Monday, September 5, 2011


  I have this opinion...

  ....that I have a difficult time with strong opinions... especially with those who are sure they are right and try to set you straight as well!

   Usually I try to be very positive, but perhaps it is good to ...ahem... share my own strong opinions?  Kinda goes against the grain.  Perhaps it is because I love peace, and quite dislike arguments.

  But that doesn't shut down what goes on in my head, and hey, this is my blog.. :-)  And I really don't have a vendetta against anyone - I just strongly believe (an opinion perhaps?) that we need to listen to each other, and truly respect each other's journeys.  Not that we can't offer advice (if asked for), or creative suggestions if that is required.  Or share our own stories - this is a good thing!

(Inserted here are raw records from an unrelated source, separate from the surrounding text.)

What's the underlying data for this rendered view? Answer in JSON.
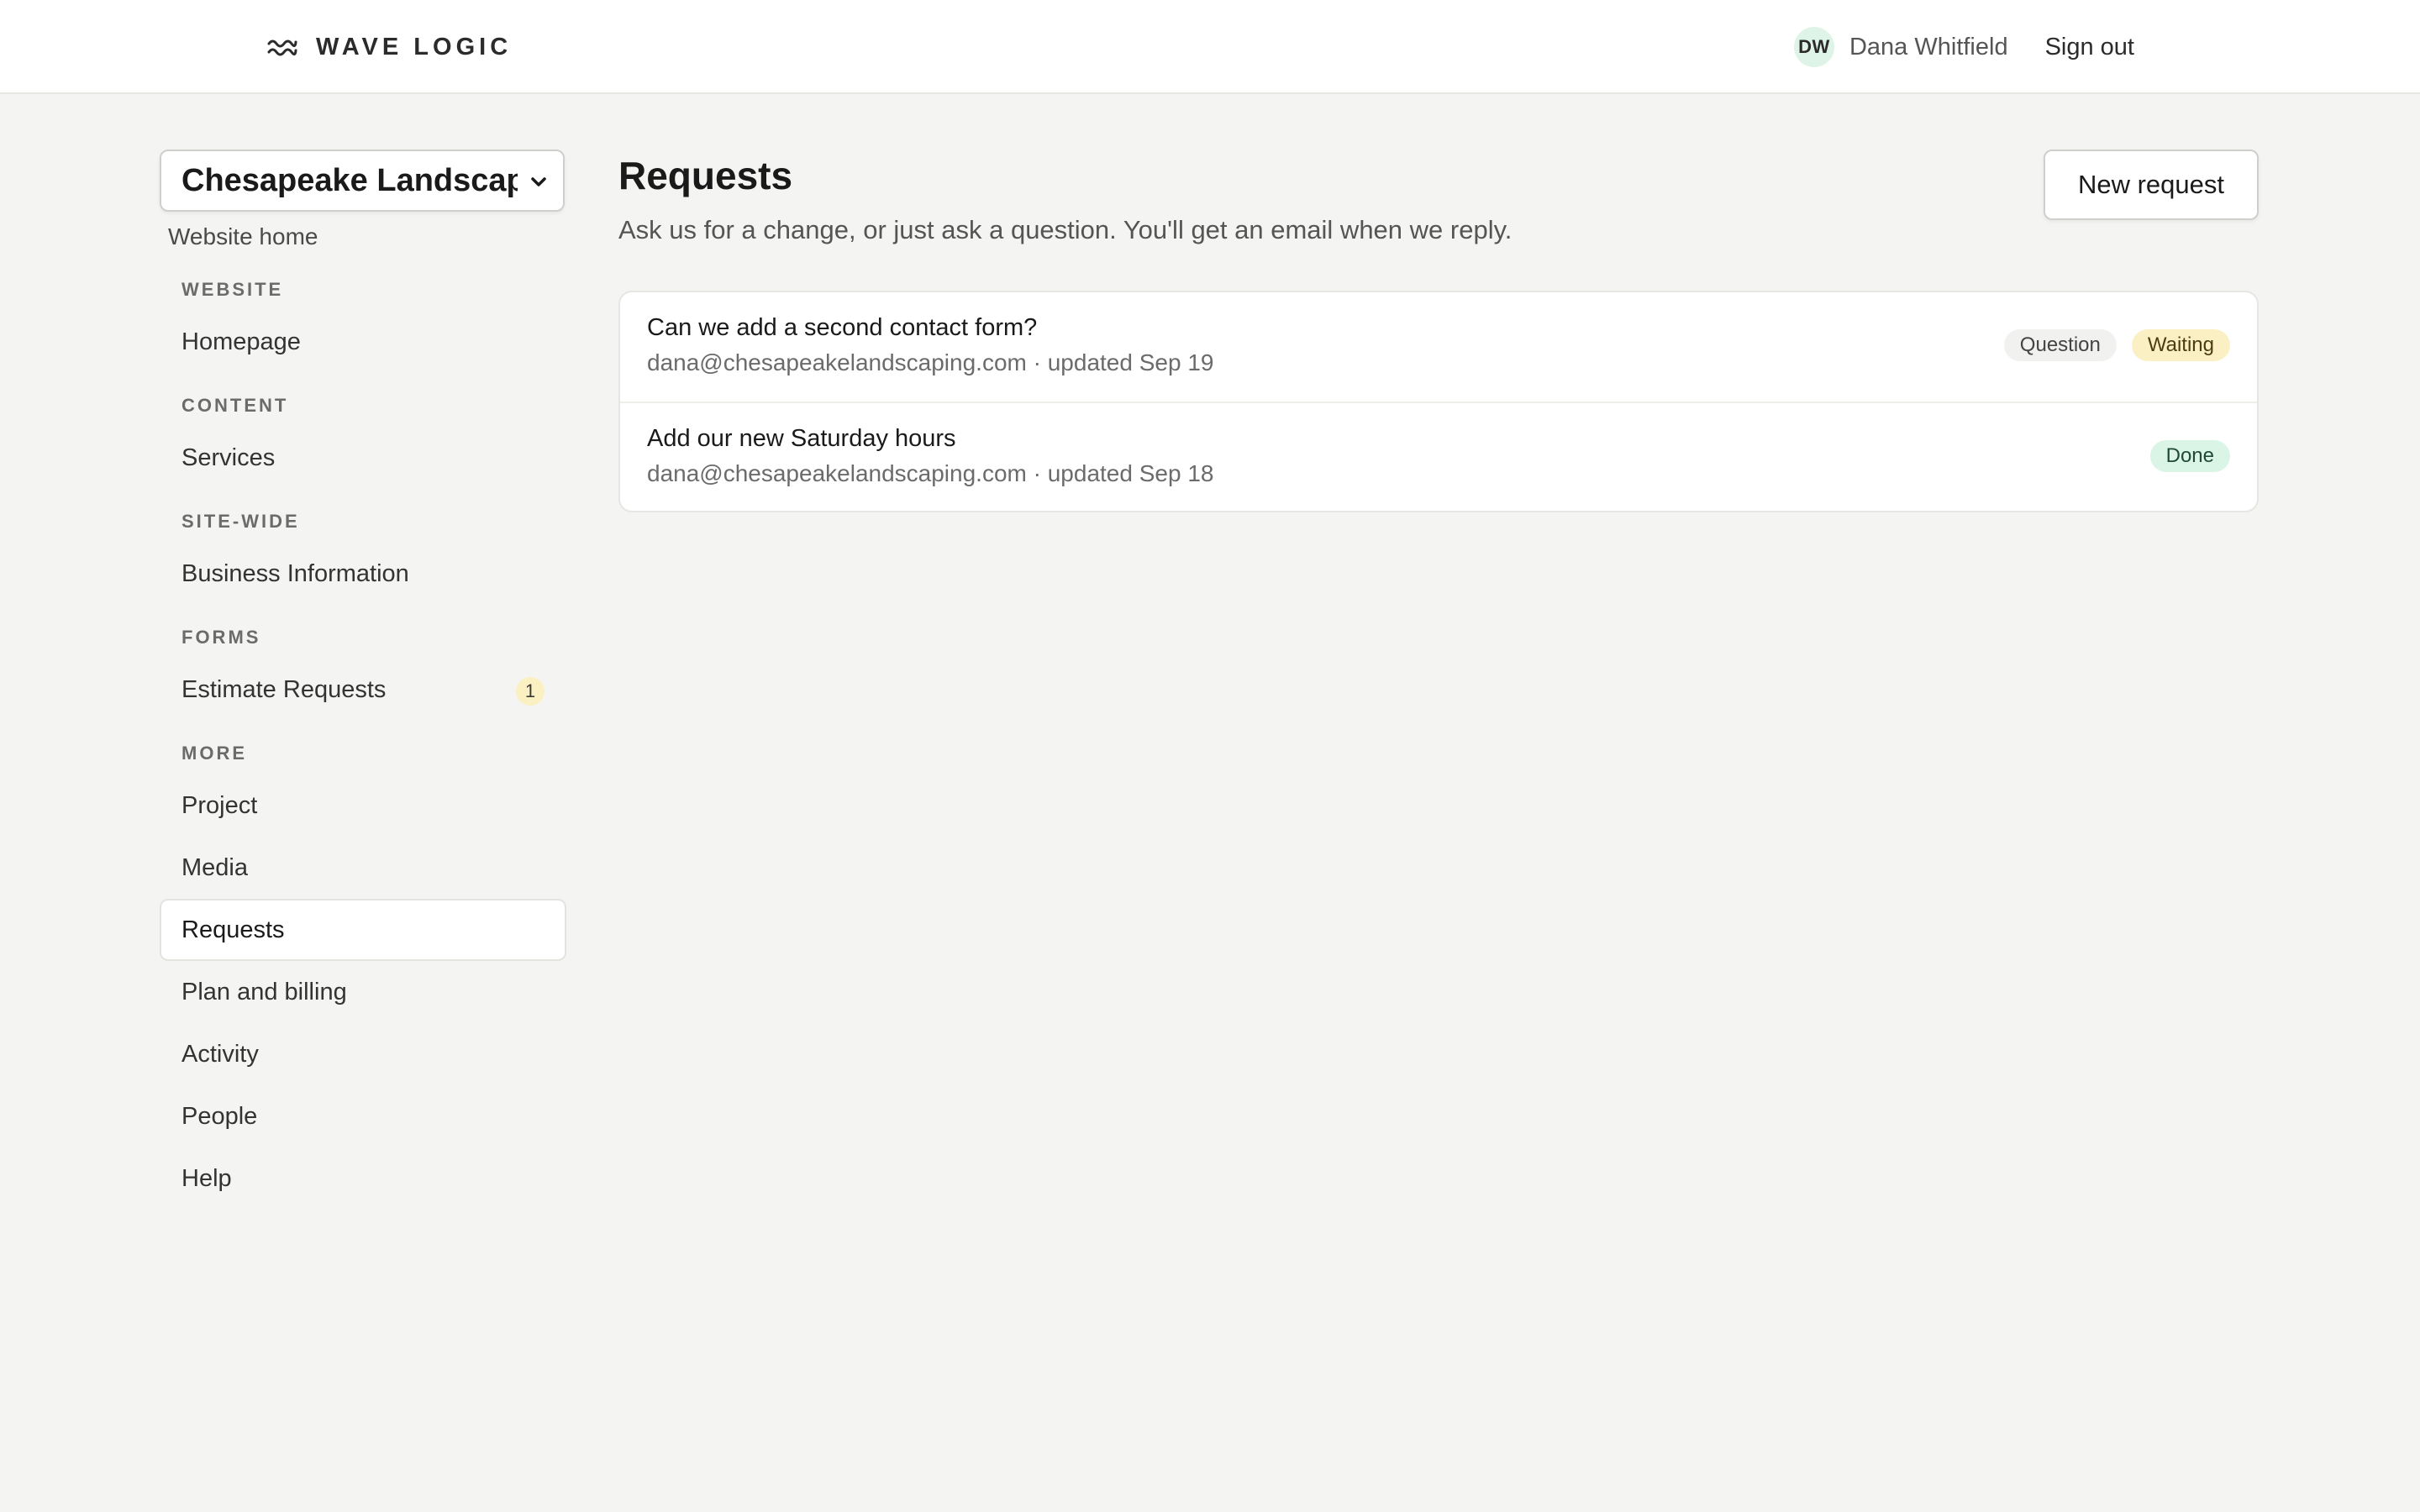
{
  "brand": {
    "name": "WAVE LOGIC",
    "icon": "waves-icon"
  },
  "user": {
    "initials": "DW",
    "name": "Dana Whitfield",
    "sign_out_label": "Sign out"
  },
  "sidebar": {
    "site_select": {
      "value": "Chesapeake Landscapi…",
      "icon": "chevron-down-icon"
    },
    "website_home_label": "Website home",
    "sections": [
      {
        "title": "WEBSITE",
        "items": [
          {
            "label": "Homepage"
          }
        ]
      },
      {
        "title": "CONTENT",
        "items": [
          {
            "label": "Services"
          }
        ]
      },
      {
        "title": "SITE-WIDE",
        "items": [
          {
            "label": "Business Information"
          }
        ]
      },
      {
        "title": "FORMS",
        "items": [
          {
            "label": "Estimate Requests",
            "badge": "1"
          }
        ]
      },
      {
        "title": "MORE",
        "items": [
          {
            "label": "Project"
          },
          {
            "label": "Media"
          },
          {
            "label": "Requests",
            "active": true
          },
          {
            "label": "Plan and billing"
          },
          {
            "label": "Activity"
          },
          {
            "label": "People"
          },
          {
            "label": "Help"
          }
        ]
      }
    ]
  },
  "main": {
    "title": "Requests",
    "subtitle": "Ask us for a change, or just ask a question. You'll get an email when we reply.",
    "new_request_label": "New request",
    "requests": [
      {
        "title": "Can we add a second contact form?",
        "meta": "dana@chesapeakelandscaping.com · updated Sep 19",
        "tags": [
          {
            "label": "Question",
            "kind": "question"
          },
          {
            "label": "Waiting",
            "kind": "waiting"
          }
        ]
      },
      {
        "title": "Add our new Saturday hours",
        "meta": "dana@chesapeakelandscaping.com · updated Sep 18",
        "tags": [
          {
            "label": "Done",
            "kind": "done"
          }
        ]
      }
    ]
  },
  "colors": {
    "page_background": "#f4f4f2",
    "surface": "#ffffff",
    "badge_yellow": "#fbefc4",
    "badge_green": "#daf4e6",
    "badge_gray": "#f1f1ef"
  }
}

  Case in point, is medical opinions.  It really starts with the doctors - I have heard from naturopaths that I should not be taking certain meds, and from md's who tell me that I would die without them.  This is along with advice on avoiding stress... to me, their strong opinions CREATE stress!

  The other day I was asking my pharmacist a question and she was doing some research for me.  She said to me, "I truly don't know, but I'll look into it for you."  I thanked her profusely for "not knowing", and being willing to say so.  She was so surprised!  But it meant a lot to me.

  This happens too in the spiritual world.  I think we all have heard strong arguments against this or that; interpretations, and opinions that are often presented as gospel truth.  I love God, I believe in the Bible, but so much of whom God Is is such a mystery to me.  I think this is ok!  One only has to read Job to realize he had to come to that conclusion.  I don't have all the answers; I am a seeker of the truth.  I am a seeker of Wisdom.

  And while I respect those who study and learn and present, it is those who are truly humble and tell me that they too are on a journey, seeking to know and follow their Creator, that impress me the most.

  And yes, that is MY opinion.  Hopefully written in love, because as it says in 1 Corinthians 13:
For now we see in a mirror, dimly, but then we will see face to face. Now I know only in part; then I will know fully, even as I have been fully known. And now faith, hope, and love abide, these three; and the greatest of these is love.